I decided to give the Newsflesh Trilogy by Mira Grant a fair shot by reading all three books, even though the third installment is the current nominee for Best Novel at the Hugo Awards. Captain Vorpatril’s Alliance was such a disappointment, that I plan to go back and read some of the other books in that series later, too.
I’m really glad I started with the first book, Feed, as it was a pleasant surprise. I didn’t expect I would really enjoy a zombie novel, considering zombies have pretty much inundated the market lately. Really, how many more angles can you explore with dead brain-eaters? And considering my knowledge of zombie lore starts and stops with Shaun of the Dead, I kind of dreaded the idea of having to spend my summer reading three entire books about zombies.
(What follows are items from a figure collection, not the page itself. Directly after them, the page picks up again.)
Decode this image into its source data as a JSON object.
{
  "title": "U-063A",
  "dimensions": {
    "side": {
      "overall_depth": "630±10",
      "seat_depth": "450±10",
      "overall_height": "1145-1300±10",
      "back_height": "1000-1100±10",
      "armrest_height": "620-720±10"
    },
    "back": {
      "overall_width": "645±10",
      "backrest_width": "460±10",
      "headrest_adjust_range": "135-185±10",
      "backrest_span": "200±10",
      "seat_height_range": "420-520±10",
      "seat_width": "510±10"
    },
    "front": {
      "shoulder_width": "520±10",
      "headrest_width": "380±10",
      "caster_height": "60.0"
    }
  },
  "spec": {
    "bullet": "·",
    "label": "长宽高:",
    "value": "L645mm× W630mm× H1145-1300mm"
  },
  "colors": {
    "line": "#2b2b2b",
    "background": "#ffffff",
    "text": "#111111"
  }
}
But I’m glad I made the commitment. In Feed, Mira Grant, or, rather Seanan McGuire (why do authors adopt pseudonyms mid-career?), builds a profound new zombie world with a meaningful historical and scientific basis to explain the presence of zombies thirty years in the future. It is a quick, eventful read starring a cast of characters with famous nomenclatures (Shaun, Buffy, and several derivatives of George Romero.) At first, I thought I would be annoyed by reading about a perky, kick-ass blonde named Buffy, but the tongue-in-cheek jest faded as the character developed into her own identity.
The combination of two man-made viruses have resulted in a worldwide zombie plague. Siblings George (Georgia) and Shaun risk their lives daily to cover the news of the plague and share their findings on their popular blog, which attracts the attention of Senator Ryman, a presidential nominee, who invites them to cover his campaign. The campaign coverage brings danger and controversy to the young bloggers who seeks to expose the truth at all costs.
I don’t want to do a full review until I complete the entire series because I’m so far into the second novel that i can’t really keep the past two novels separate, but I will say these three things:
1. According to Mira Grant, stock in Starbucks and Coca-cola will still be strong in 3 decades, even in a zombiefied America. (Or maybe because of a zombiefied America?) Seriously, these characters drink way too much Coke. It probably says something about me that I worry more about them when they drink Coke for breakfast, than I do when they are fighting off zombies at the Republican National Convention.
2. This book is written in first-person narrative, which repels me like no other writing style. I’ll take overused adverbs over a first-person narrated novel. But, because this book is about young blogger journalists, first-person is the only style that suits the story.
3. No one is safe in Feed. Bravo to Mira Grant for surprising me.